When we read a recent interview with Russell Napier – on inflation and why it’s here to stay – in the Swiss publication The Market, we knew instantly that it ticked all three boxes.
For those who may not know him, Russell Napier is a financial historian and investor. He has written several books, such as Anatomy of the Bear and The Asian Financial Crisis, and publishes The Solid Ground newsletter, which deals with global macroeconomic strategy for clients. He was one of the first commentators to warn about the risks of high inflation – over two years ago.
The crux of the interview is that he believes inflation is here to stay – in the language of markets, high inflation is structural, not transitory. The reason he believes this is that debt levels (both government and corporate) are simply too high. There are two ways to reduce high debt levels: (i) pay down the debt; or (ii) debase your currency. Currency debasement (inflation) leads to higher revenues for companies and governments, making debt easier to service as the value of it is fixed. Paying down the debt is a painful process, so governments (unwittingly) are likely to choose the path of least resistance and highest votes – inflation.
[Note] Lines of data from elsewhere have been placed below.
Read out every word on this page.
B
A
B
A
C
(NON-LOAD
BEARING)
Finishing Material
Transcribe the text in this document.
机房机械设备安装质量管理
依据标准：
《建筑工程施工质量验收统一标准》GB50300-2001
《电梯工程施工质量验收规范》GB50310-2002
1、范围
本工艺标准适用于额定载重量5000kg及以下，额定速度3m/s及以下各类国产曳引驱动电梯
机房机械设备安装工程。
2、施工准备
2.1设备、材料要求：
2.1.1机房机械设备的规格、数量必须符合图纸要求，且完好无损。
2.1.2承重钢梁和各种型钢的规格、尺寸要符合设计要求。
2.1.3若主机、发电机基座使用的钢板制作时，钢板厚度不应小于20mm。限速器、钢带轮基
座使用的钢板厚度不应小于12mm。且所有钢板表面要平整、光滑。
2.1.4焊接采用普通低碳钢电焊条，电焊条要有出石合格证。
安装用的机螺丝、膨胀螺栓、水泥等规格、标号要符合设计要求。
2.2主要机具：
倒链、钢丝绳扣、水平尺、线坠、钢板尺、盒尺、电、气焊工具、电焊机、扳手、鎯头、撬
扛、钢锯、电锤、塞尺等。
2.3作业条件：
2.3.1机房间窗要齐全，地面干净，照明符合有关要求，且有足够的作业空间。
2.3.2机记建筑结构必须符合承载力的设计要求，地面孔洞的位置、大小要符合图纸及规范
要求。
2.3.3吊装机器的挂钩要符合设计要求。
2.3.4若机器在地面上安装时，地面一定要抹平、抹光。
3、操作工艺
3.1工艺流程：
How is the government stoking inflation? Through high levels of spending (e.g., pandemic unemployment payments, energy bill subsidies) and, in Europe at least, government guarantees of debt. The interesting thing is that central banks are leaning against this by raising interest rates – so, on one hand, you have inflationary fiscal policy, while on the other hand you have contractionary monetary policy. Where will this tension end? It seems unlikely that central banks will, in Napier’s view, go to war with governments, so that the end result will be moderate-to-high inflation for a number of years. This will erode the value of debt (in effect, deleveraging), and the end result may be stagflation as government-directed capital allocation is often economically inefficient – resulting in a situation where the economy doesn’t grow but inflation remains high. The results will likely be popular for a while (in particular wage growth) but the end result of stagflation will not be.